Antibiotic resistance in bacteria remains among the strongest bits of evidence for evolution and proof that mutation can increase information in the genome.
Today I read an article at Scientific American discussing how the use of antibiotics, in this case in livestock, increases the occurrence of "superbugs," bacteria that are resistant or immune to certain antibiotics.
The article's encouraging because it lets us know that even if farmers stop using low-grade antibiotics, they can still get the growth and size in their pigs that they've had with antibiotics. The article is related to evolution because it points out, once again, that the extensive use of antibiotics creates bacteria that are antibiotic resistant.
The data from multiple studies over the years support the conclusion that low doses of antibiotics in animals increase the number of drug-resistant microbes in both animals and people.

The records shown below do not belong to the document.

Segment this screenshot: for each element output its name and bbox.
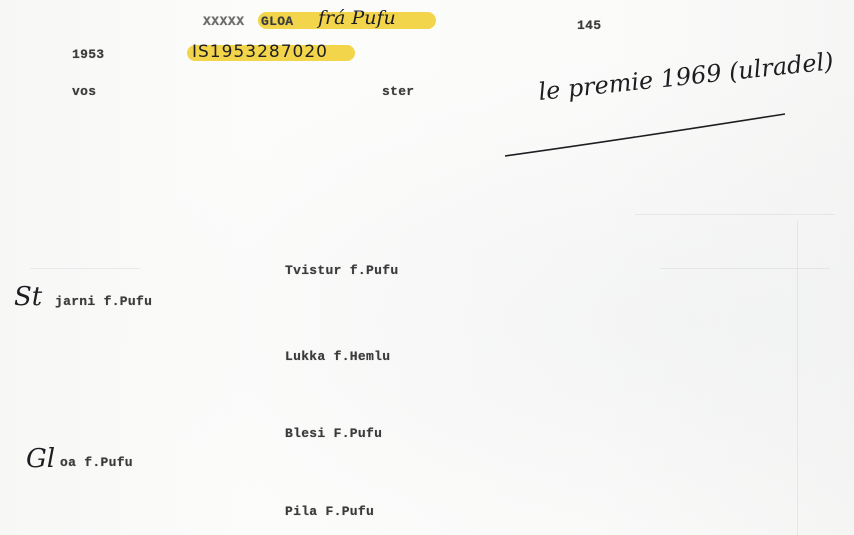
- document-page: XXXXX GLOA frá Pufu IS1953287020 145 195…: [0, 0, 854, 535]
- paternal-grandsire: Tvistur f.Pufu: [285, 263, 398, 278]
- label-left: vos: [72, 84, 96, 99]
- dam-prefix-handwritten: Gl: [26, 444, 55, 474]
- maternal-grandsire: Blesi F.Pufu: [285, 426, 382, 441]
- horse-name-typed: GLOA: [261, 14, 293, 29]
- page-number: 145: [577, 18, 601, 33]
- label-right: ster: [382, 84, 414, 99]
- show-through-line: [660, 268, 830, 269]
- dam-name: oa f.Pufu: [60, 455, 133, 470]
- show-through-line: [30, 268, 140, 269]
- handwritten-underline: [500, 100, 800, 160]
- sire-prefix-handwritten: St: [14, 282, 42, 312]
- show-through-line: [797, 220, 798, 535]
- sire-name: jarni f.Pufu: [55, 294, 152, 309]
- horse-name-handwritten: frá Pufu: [318, 7, 396, 29]
- show-through-line: [635, 214, 835, 215]
- paternal-granddam: Lukka f.Hemlu: [285, 349, 390, 364]
- registration-number: IS1953287020: [192, 42, 328, 62]
- maternal-granddam: Pila F.Pufu: [285, 504, 374, 519]
- struck-prefix: XXXXX: [203, 14, 245, 29]
- handwritten-note: le premie 1969 (ulradel): [537, 47, 835, 106]
- birth-year: 1953: [72, 47, 104, 62]
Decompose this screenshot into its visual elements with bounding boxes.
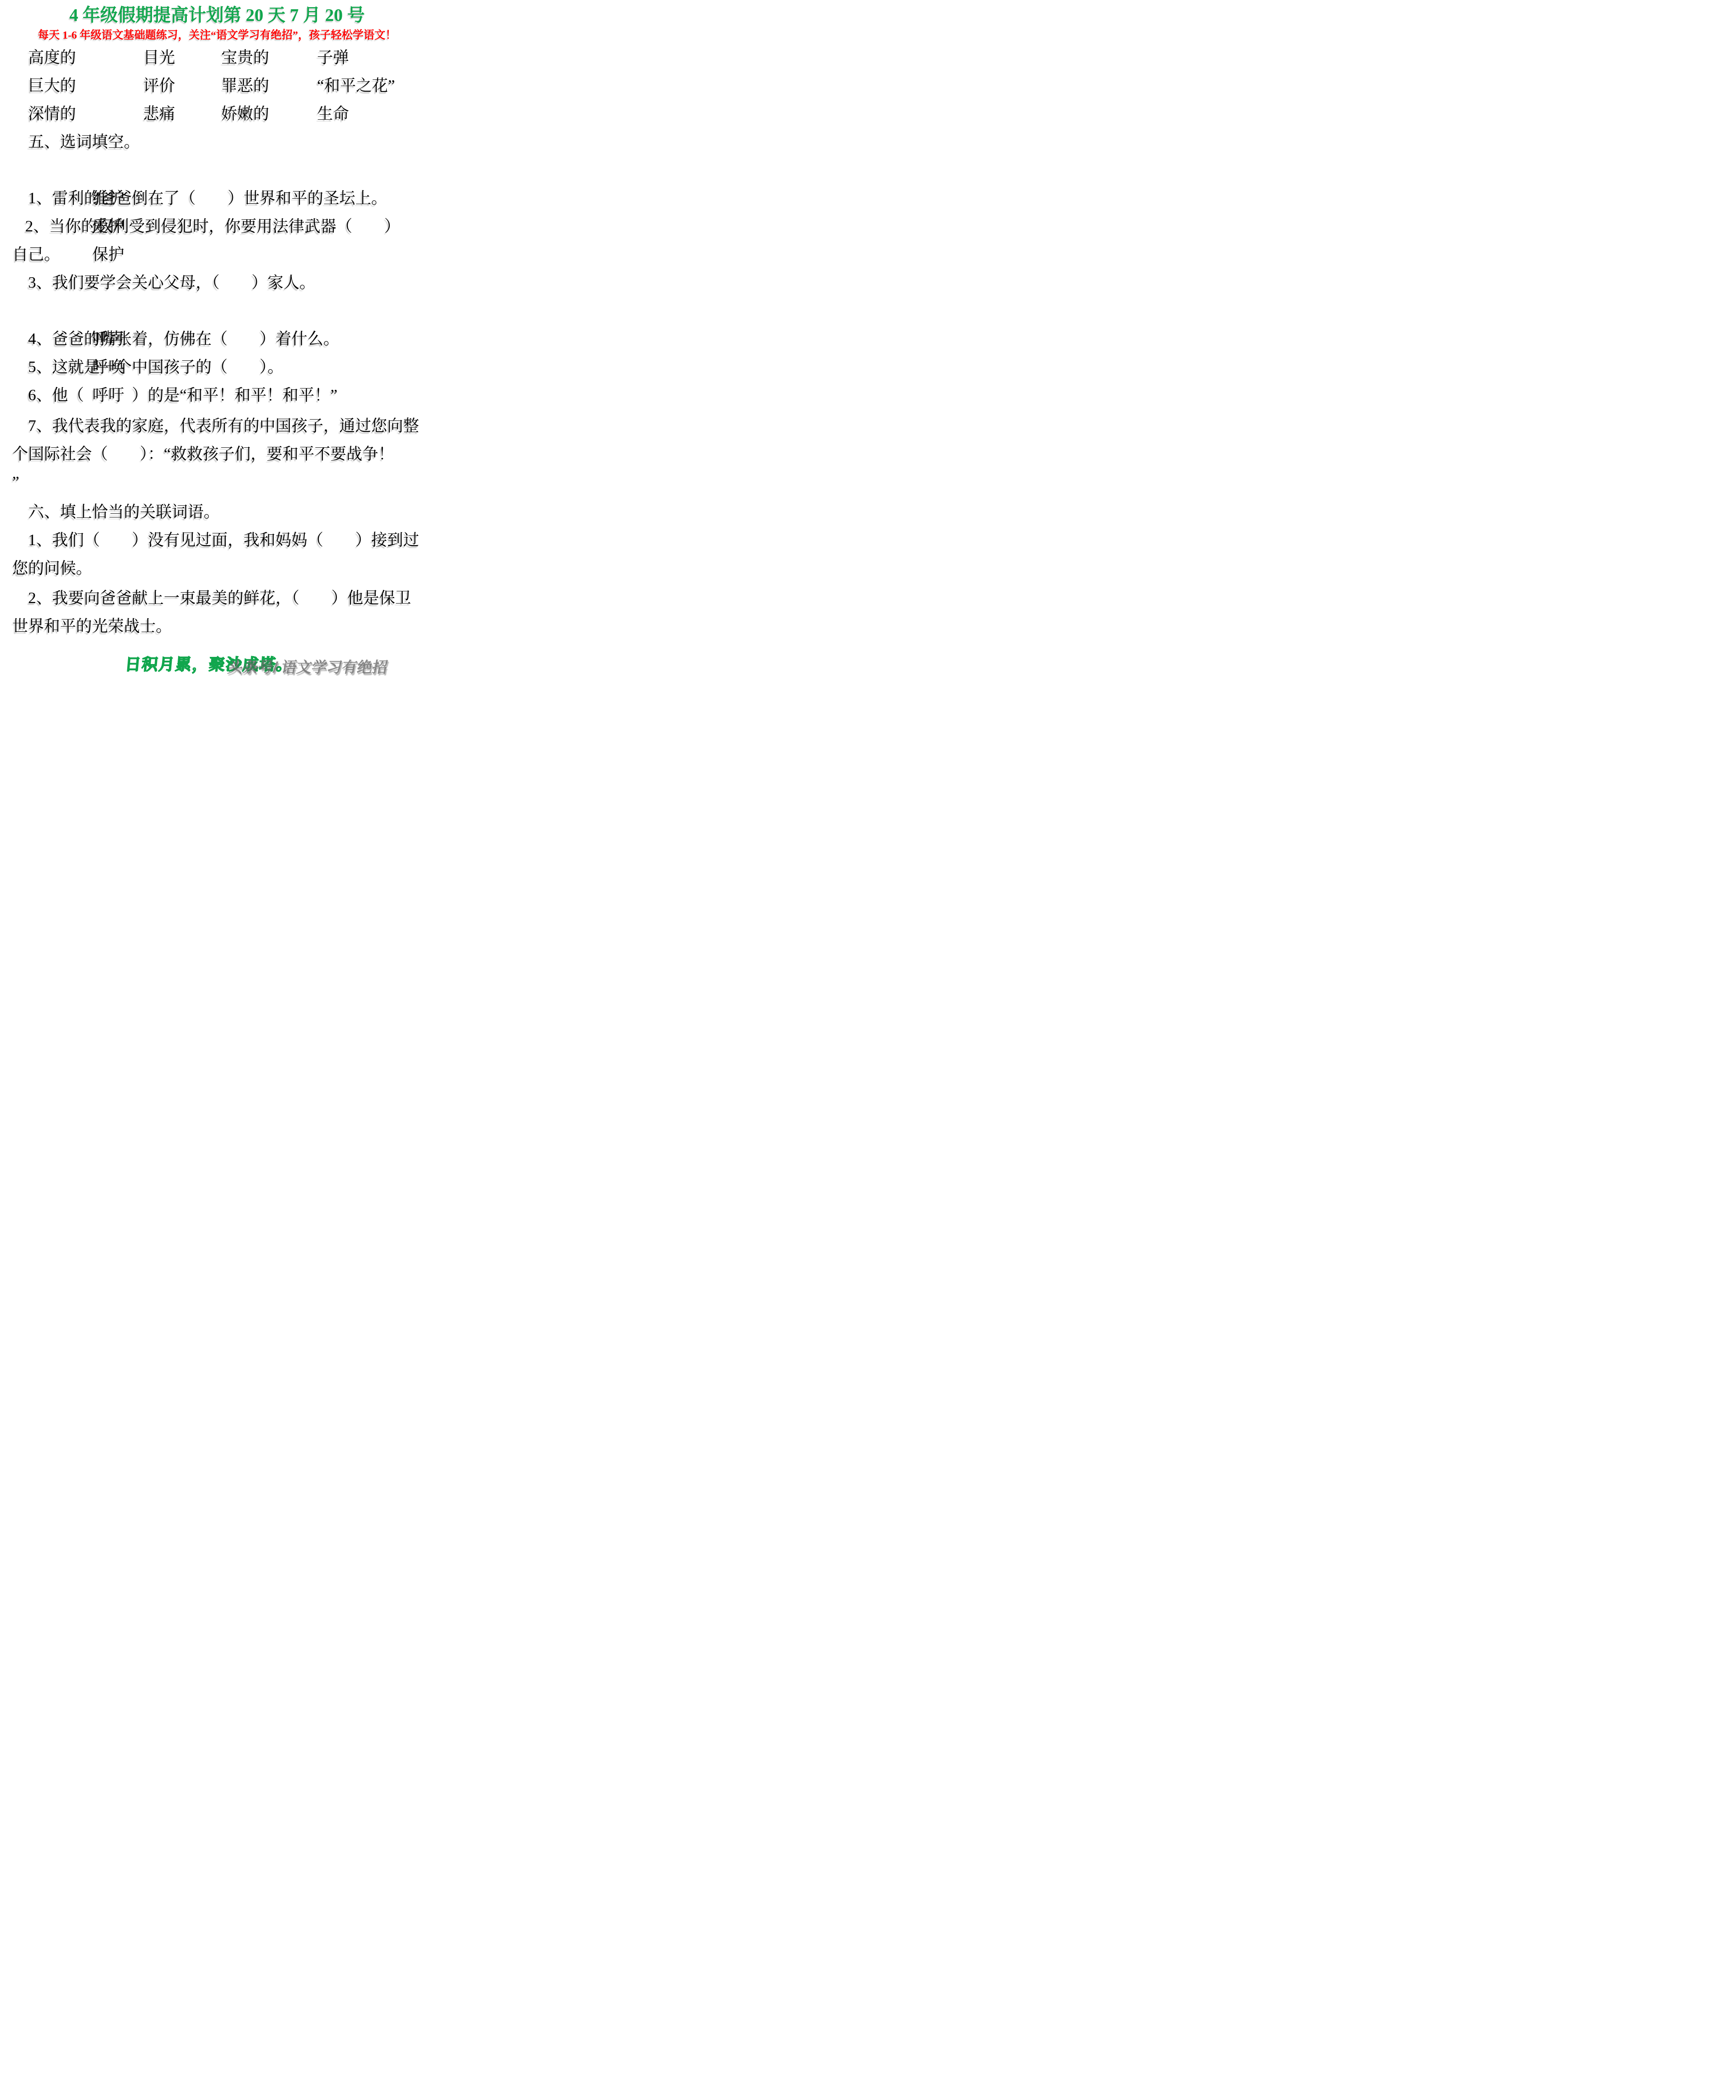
section6-question-2-line2: 世界和平的光荣战士。 xyxy=(0,612,434,640)
page-subtitle: 每天 1-6 年级语文基础题练习，关注“语文学习有绝招”，孩子轻松学语文！ xyxy=(0,27,434,44)
word-cell: 娇嫩的 xyxy=(221,100,317,128)
section5-heading: 五、选词填空。 xyxy=(0,128,434,156)
word-bank-1: 维护 爱护 保护 xyxy=(0,156,434,184)
word-cell: 目光 xyxy=(143,44,221,72)
word-pair-row-2: 巨大的 评价 罪恶的 “和平之花” xyxy=(0,72,434,100)
section5-question-7-line1: 7、我代表我的家庭，代表所有的中国孩子，通过您向整 xyxy=(0,412,434,440)
worksheet-page: 4 年级假期提高计划第 20 天 7 月 20 号 每天 1-6 年级语文基础题… xyxy=(0,0,434,682)
bank-word: 保护 xyxy=(92,246,124,263)
section5-question-2-line1: 2、当你的权利受到侵犯时，你要用法律武器（ ） xyxy=(0,213,434,241)
section5-question-7-line2: 个国际社会（ ）：“救救孩子们，要和平不要战争！ xyxy=(0,440,434,468)
page-title: 4 年级假期提高计划第 20 天 7 月 20 号 xyxy=(0,0,434,27)
section5-question-7-line3: ” xyxy=(0,468,434,496)
section5-question-5: 5、这就是一个中国孩子的（ ）。 xyxy=(0,353,434,381)
word-cell: 深情的 xyxy=(28,100,143,128)
word-cell: 悲痛 xyxy=(143,100,221,128)
section6-heading: 六、填上恰当的关联词语。 xyxy=(0,498,434,526)
word-cell: “和平之花” xyxy=(317,72,395,100)
word-pair-row-1: 高度的 目光 宝贵的 子弹 xyxy=(0,44,434,72)
word-cell: 巨大的 xyxy=(28,72,143,100)
section5-question-3: 3、我们要学会关心父母，（ ）家人。 xyxy=(0,269,434,297)
section5-question-4: 4、爸爸的嘴张着，仿佛在（ ）着什么。 xyxy=(0,325,434,353)
section5-question-2-line2: 自己。 xyxy=(0,241,434,269)
word-cell: 子弹 xyxy=(317,44,349,72)
word-pair-row-3: 深情的 悲痛 娇嫩的 生命 xyxy=(0,100,434,128)
word-cell: 宝贵的 xyxy=(221,44,317,72)
section6-question-2-line1: 2、我要向爸爸献上一束最美的鲜花，（ ）他是保卫 xyxy=(0,584,434,612)
page-footer: 日积月累，聚沙成塔。 头条号/ 语文学习有绝招 xyxy=(0,651,434,682)
section6-question-1-line1: 1、我们（ ）没有见过面，我和妈妈（ ）接到过 xyxy=(0,526,434,554)
section5-question-1: 1、雷利的爸爸倒在了（ ）世界和平的圣坛上。 xyxy=(0,184,434,213)
word-cell: 罪恶的 xyxy=(221,72,317,100)
section5-question-6: 6、他（ ）的是“和平！和平！和平！” xyxy=(0,381,434,410)
word-bank-2: 呼声 呼唤 呼吁 xyxy=(0,297,434,325)
section6-question-1-line2: 您的问候。 xyxy=(0,554,434,583)
word-cell: 高度的 xyxy=(28,44,143,72)
word-cell: 生命 xyxy=(317,100,349,128)
word-cell: 评价 xyxy=(143,72,221,100)
footer-watermark: 头条号/ 语文学习有绝招 xyxy=(226,656,390,677)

As Joshua M. Sharfstein, a principal deputy commissioner at the Food and Drug Administration, told a U.S. congressional subcommittee last summer, "You actually can trace the specific bacteria around and ... find that the resistant strains in humans match the resistant strains in the animals."
Perhaps the most bizarre objection to evolution I have ever heard is that mutation can't increase information in the genome, as though there were some sort of law of nature, part of the science known as information theory, that made the increase of information in the genome impossible.
It's not true. There's no such law of nature, and it should be obvious to our common sense that there can't be.
How could we even prove such a law? How could we possibly know that information could never increase in a genome?
A common way to illusrate the difficulty of proving a negative is the white raven illustration. If we were to postulate that there are no white ravens, how would we prove it? We'd have to examine every raven in every population of ravens in the world before we could know that there are no white ravens. On the other hand, if we wanted to prove that white ravens do exist, we'd be able to quit our investigation as soon as we found one.
It is very easy to explain how information can increase in the genome.
One common form of mutation is the duplication of genes. A gene is simply copied in its entirety and inserted into the genome. Such an occurrence does not affect the survival of the offspring, and the second gene is simply useless. Thus, it is very prone to evolving randomly in future generations.
Usually, this simply results in a useless gene that does nothing. On the other hand, since mutation occurs in every generation and at known rates, given enough time and enough duplicated genes, random chance will certainly produce a working gene eventually. Because there's a new gene, serving a new purpose, where before there was none, we have an increase in information.
Study of the genome of animals shows that this has happened over and over again. In the Proceedings of the National Academy of Sciences, we read:
Gene duplications are one of the primary driving forces in the evolution of genomes and genetic systems. Gene duplicates account for 8-20% of the genes in eukaryotic genomes, and the rates of gene duplication are estimated at between 0.2% and 2% per gene per million years. Duplicate genes are believed to be a major mechanism for the establishment of new gene functions and the generation of evolutionary novelty.
Around 15% of genes in the human genome are believed to arise from duplication events.
I know they use the term "believed" in these quotes, but that is only in reference to the amount of duplication. The fact that genes are duplicated is established:
We have undertaken a molecular population genetic study of three recently duplicated genes in the Arabidopsis thaliana genome to assess what evolutionary forces are associated with the initial phases of duplicate gene evolution.
Arabidopsis thaliana is a small, flowering plant found in Eurasia and northwest Africa. They are discussing three "recently duplicated genes" because in life forms that reproduced rapidly, the steps of evolution can be seen in the lab.
I have chosen one obvious way for information to increase in the genome. The evolution of antibiotic resistance in bacteria actually displays several ways for information to increase.
A paper from the University of Montana discusses some of the means bacteria use to evolve:
Mutation is not the only way that a bacterium can acquire a resistance gene. Bacteria can pick up pieces of DNA (containing genes) from their environment (transformation), they can obtain a gene from another bacterium (conjugation), and genes can also be transferred to a bacterium by a virus (transduction). So, even if a resistance gene does not occur through mutation, it can be acquired through one of these methods.
All of these methods, since they involve bringing new material into the cell, increase information in the genome.
Thus, the evolution of antibiotic resistance in bacteria, which we see occurring around us as a terrifying reality, is strong evidence for evolution by proving that information can increase in the genome.